Licht und Schatten in der Bilanz

Trotz der vollen Auftragsbücher zeichnete das Geschäftsjahr 2025 ein gemischtes Bild. Der ausgewiesene Umsatz sank auf 128,5 Millionen AUD, was primär auf den Verkauf der Sparte EM Solutions zurückzuführen ist. Zwar steht unter dem Strich ein Nettogewinn von 17,5 Millionen AUD, dieser ist jedoch durch einen Einmaleffekt von 91 Millionen AUD aus eben jenem Spartenverkauf verzerrt.

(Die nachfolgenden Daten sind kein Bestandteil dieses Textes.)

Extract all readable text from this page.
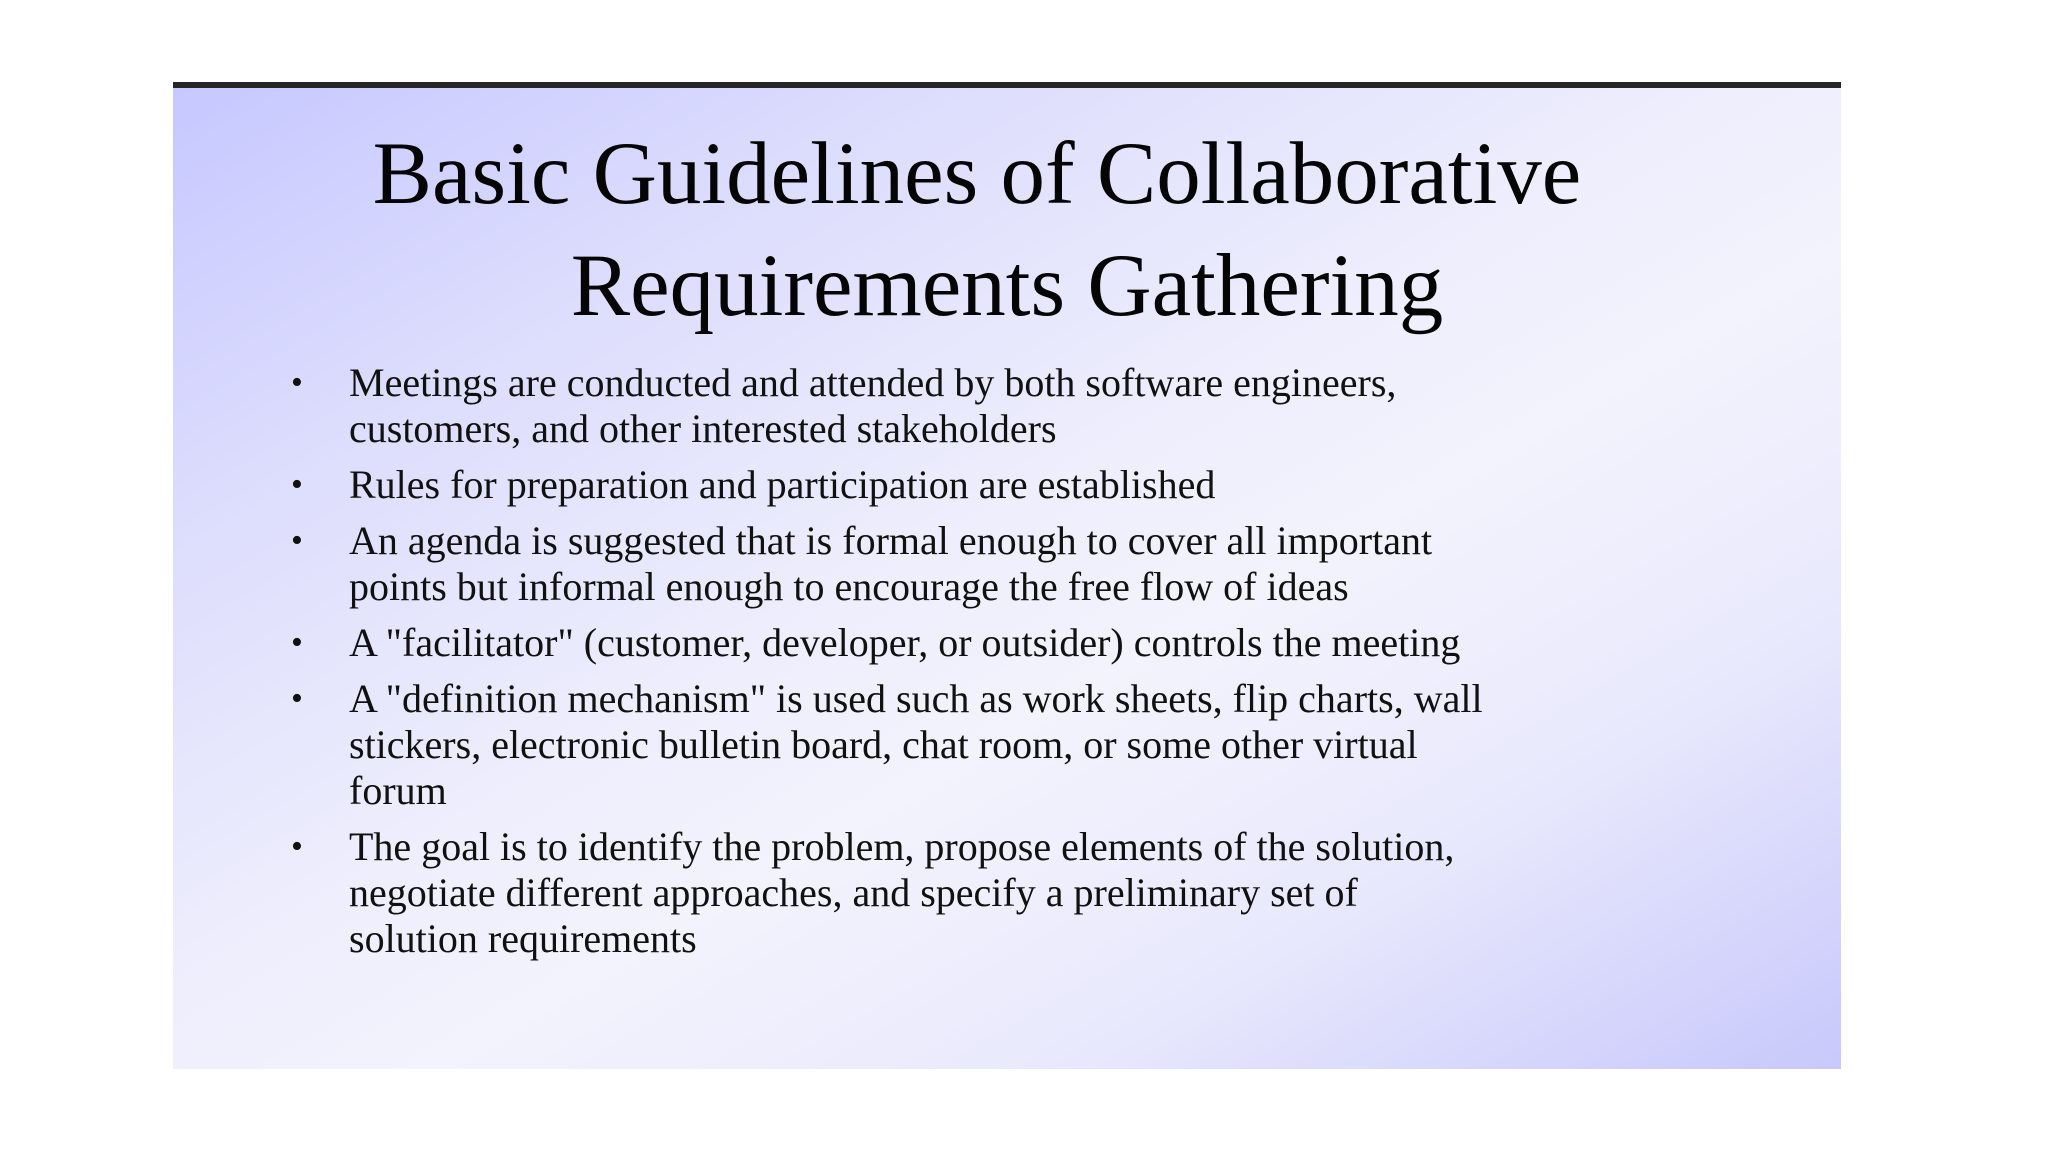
Basic Guidelines of Collaborative
Requirements Gathering
•	Meetings are conducted and attended by both software engineers,
customers, and other interested stakeholders
•	Rules for preparation and participation are established
•	An agenda is suggested that is formal enough to cover all important
points but informal enough to encourage the free flow of ideas
•	A "facilitator" (customer, developer, or outsider) controls the meeting
•	A "definition mechanism" is used such as work sheets, flip charts, wall
stickers, electronic bulletin board, chat room, or some other virtual
forum
•	The goal is to identify the problem, propose elements of the solution,
negotiate different approaches, and specify a preliminary set of
solution requirements
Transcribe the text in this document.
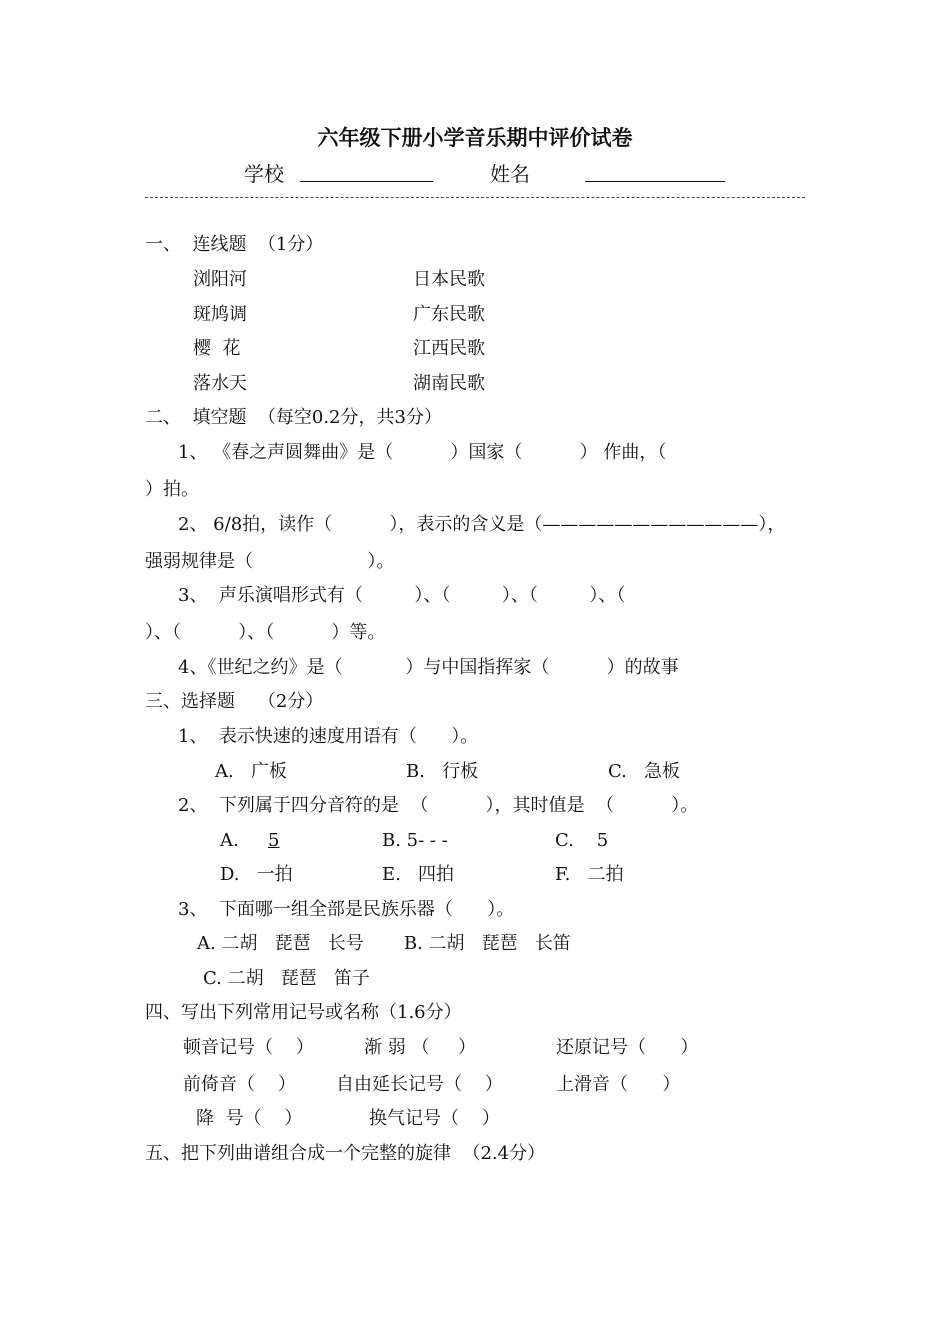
六年级下册小学音乐期中评价试卷
学校	姓名
一、  连线题  （1分）
浏阳河	日本民歌
斑鸠调	广东民歌
樱  花	江西民歌
落水天	湖南民歌
二、  填空题  （每空0.2分，共3分）
1、 《春之声圆舞曲》是（          ）国家（          ） 作曲，（
）拍。
2、 6/8拍，读作（          ），表示的含义是（————————————），
强弱规律是（                    ）。
3、  声乐演唱形式有（         ）、（         ）、（         ）、（
）、（          ）、（          ）等。
4、《世纪之约》是（           ）与中国指挥家（          ）的故事
三、选择题    （2分）
1、  表示快速的速度用语有（      ）。
A.   广板	B.   行板	C.   急板
2、  下列属于四分音符的是  （          ），其时值是  （          ）。
A. 5	B. 5- - -	C.    5
D.   一拍	E.   四拍	F.   二拍
3、  下面哪一组全部是民族乐器（      ）。
A. 二胡   琵琶   长号       B. 二胡   琵琶   长笛
C. 二胡   琵琶   笛子
四、写出下列常用记号或名称（1.6分）
顿音记号（    ）	渐 弱 （     ）	还原记号（      ）
前倚音（    ） 自由延长记号（    ）	上滑音（      ）
降  号（    ）	换气记号（    ）
五、把下列曲谱组合成一个完整的旋律  （2.4分）
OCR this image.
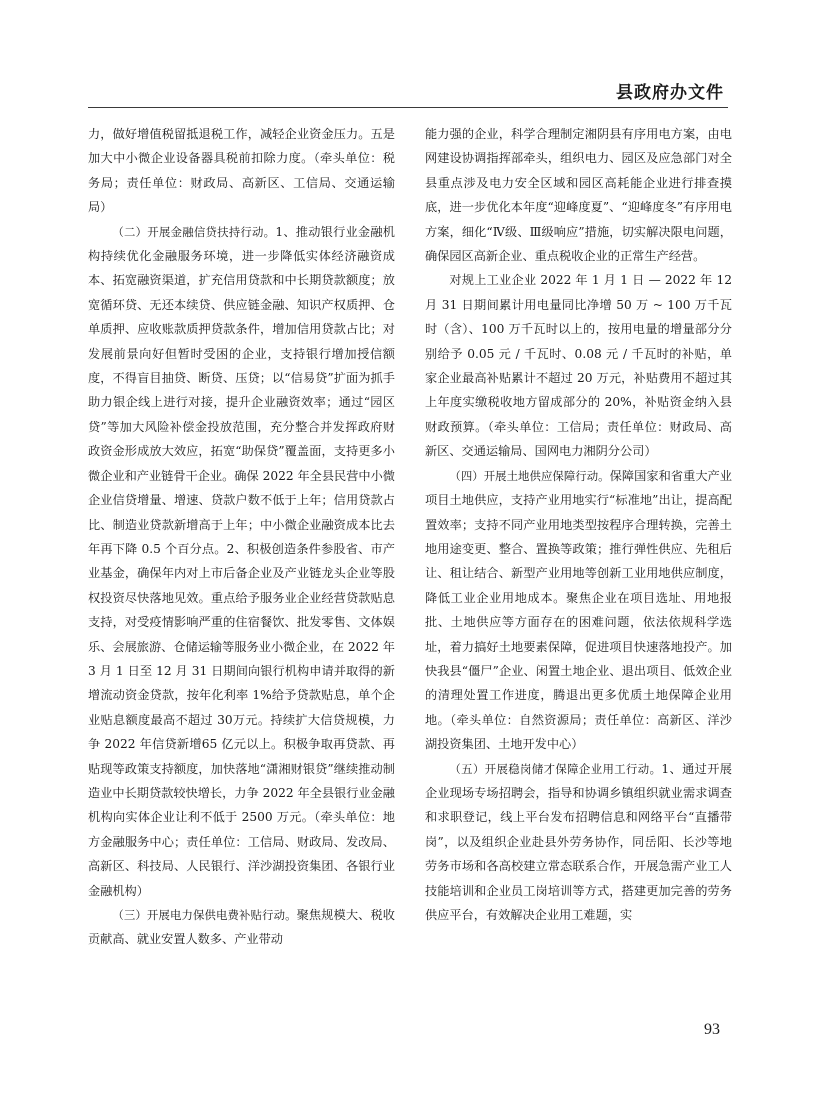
县政府办文件

力，做好增值税留抵退税工作，减轻企业资金压力。五是加大中小微企业设备器具税前扣除力度。（牵头单位：税务局；责任单位：财政局、高新区、工信局、交通运输局）

（二）开展金融信贷扶持行动。1、推动银行业金融机构持续优化金融服务环境，进一步降低实体经济融资成本、拓宽融资渠道，扩充信用贷款和中长期贷款额度；放宽循环贷、无还本续贷、供应链金融、知识产权质押、仓单质押、应收账款质押贷款条件，增加信用贷款占比；对发展前景向好但暂时受困的企业，支持银行增加授信额度，不得盲目抽贷、断贷、压贷；以“信易贷”扩面为抓手助力银企线上进行对接，提升企业融资效率；通过“园区贷”等加大风险补偿金投放范围，充分整合并发挥政府财政资金形成放大效应，拓宽“助保贷”覆盖面，支持更多小微企业和产业链骨干企业。确保 2022 年全县民营中小微企业信贷增量、增速、贷款户数不低于上年；信用贷款占比、制造业贷款新增高于上年；中小微企业融资成本比去年再下降 0.5 个百分点。2、积极创造条件参股省、市产业基金，确保年内对上市后备企业及产业链龙头企业等股权投资尽快落地见效。重点给予服务业企业经营贷款贴息支持，对受疫情影响严重的住宿餐饮、批发零售、文体娱乐、会展旅游、仓储运输等服务业小微企业，在 2022 年 3 月 1 日至 12 月 31 日期间向银行机构申请并取得的新增流动资金贷款，按年化利率 1%给予贷款贴息，单个企业贴息额度最高不超过 30万元。持续扩大信贷规模，力争 2022 年信贷新增65 亿元以上。积极争取再贷款、再贴现等政策支持额度，加快落地“潇湘财银贷”继续推动制造业中长期贷款较快增长，力争 2022 年全县银行业金融机构向实体企业让利不低于 2500 万元。（牵头单位：地方金融服务中心；责任单位：工信局、财政局、发改局、高新区、科技局、人民银行、洋沙湖投资集团、各银行业金融机构）

（三）开展电力保供电费补贴行动。聚焦规模大、税收贡献高、就业安置人数多、产业带动

能力强的企业，科学合理制定湘阴县有序用电方案，由电网建设协调指挥部牵头，组织电力、园区及应急部门对全县重点涉及电力安全区域和园区高耗能企业进行排查摸底，进一步优化本年度“迎峰度夏”、“迎峰度冬”有序用电方案，细化“Ⅳ级、Ⅲ级响应”措施，切实解决限电问题，确保园区高新企业、重点税收企业的正常生产经营。

对规上工业企业 2022 年 1 月 1 日 — 2022 年 12 月 31 日期间累计用电量同比净增 50 万 ~ 100 万千瓦时（含）、100 万千瓦时以上的，按用电量的增量部分分别给予 0.05 元 / 千瓦时、0.08 元 / 千瓦时的补贴，单家企业最高补贴累计不超过 20 万元，补贴费用不超过其上年度实缴税收地方留成部分的 20%，补贴资金纳入县财政预算。（牵头单位：工信局；责任单位：财政局、高新区、交通运输局、国网电力湘阴分公司）

（四）开展土地供应保障行动。保障国家和省重大产业项目土地供应，支持产业用地实行“标准地”出让，提高配置效率；支持不同产业用地类型按程序合理转换，完善土地用途变更、整合、置换等政策；推行弹性供应、先租后让、租让结合、新型产业用地等创新工业用地供应制度，降低工业企业用地成本。聚焦企业在项目选址、用地报批、土地供应等方面存在的困难问题，依法依规科学选址，着力搞好土地要素保障，促进项目快速落地投产。加快我县“僵尸”企业、闲置土地企业、退出项目、低效企业的清理处置工作进度，腾退出更多优质土地保障企业用地。（牵头单位：自然资源局；责任单位：高新区、洋沙湖投资集团、土地开发中心）

（五）开展稳岗储才保障企业用工行动。1、通过开展企业现场专场招聘会，指导和协调乡镇组织就业需求调查和求职登记，线上平台发布招聘信息和网络平台“直播带岗”，以及组织企业赴县外劳务协作，同岳阳、长沙等地劳务市场和各高校建立常态联系合作，开展急需产业工人技能培训和企业员工岗培训等方式，搭建更加完善的劳务供应平台，有效解决企业用工难题，实

93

Operativ verbuchte EOS ein bereinigtes EBITDA-Minus von 24,4 Millionen AUD. Ein Lichtblick ist die Bruttomarge, die auf 63 % kletterte. Dies spiegelt einen besseren Produktmix und strukturelle Verbesserungen wider, die das Management auch für die Zukunft als nachhaltig einstuft.

Ausblick: Fokus auf Exekution

Mit Barmittelreserven von rund 107 Millionen AUD und der neuen Kreditlinie geht EOS finanziell gestärkt in das zweite Quartal. Das Ziel für 2026 ist ambitioniert: 40 bis 50 % des Auftragsbestands sollen noch in diesem Jahr umsatzwirksam werden. Die Prognose liegt bei 180 bis 230 Millionen AUD Umsatz, wobei die Gewinnschwelle bei etwa 200 Millionen AUD Umsatz erwartet wird. Der Aktienkurs, der seit Jahresanfang rund 6 % im Minus liegt, dürfte maßgeblich davon abhängen, ob die Produktion mit dem rasanten Auftragseingang Schritt halten kann.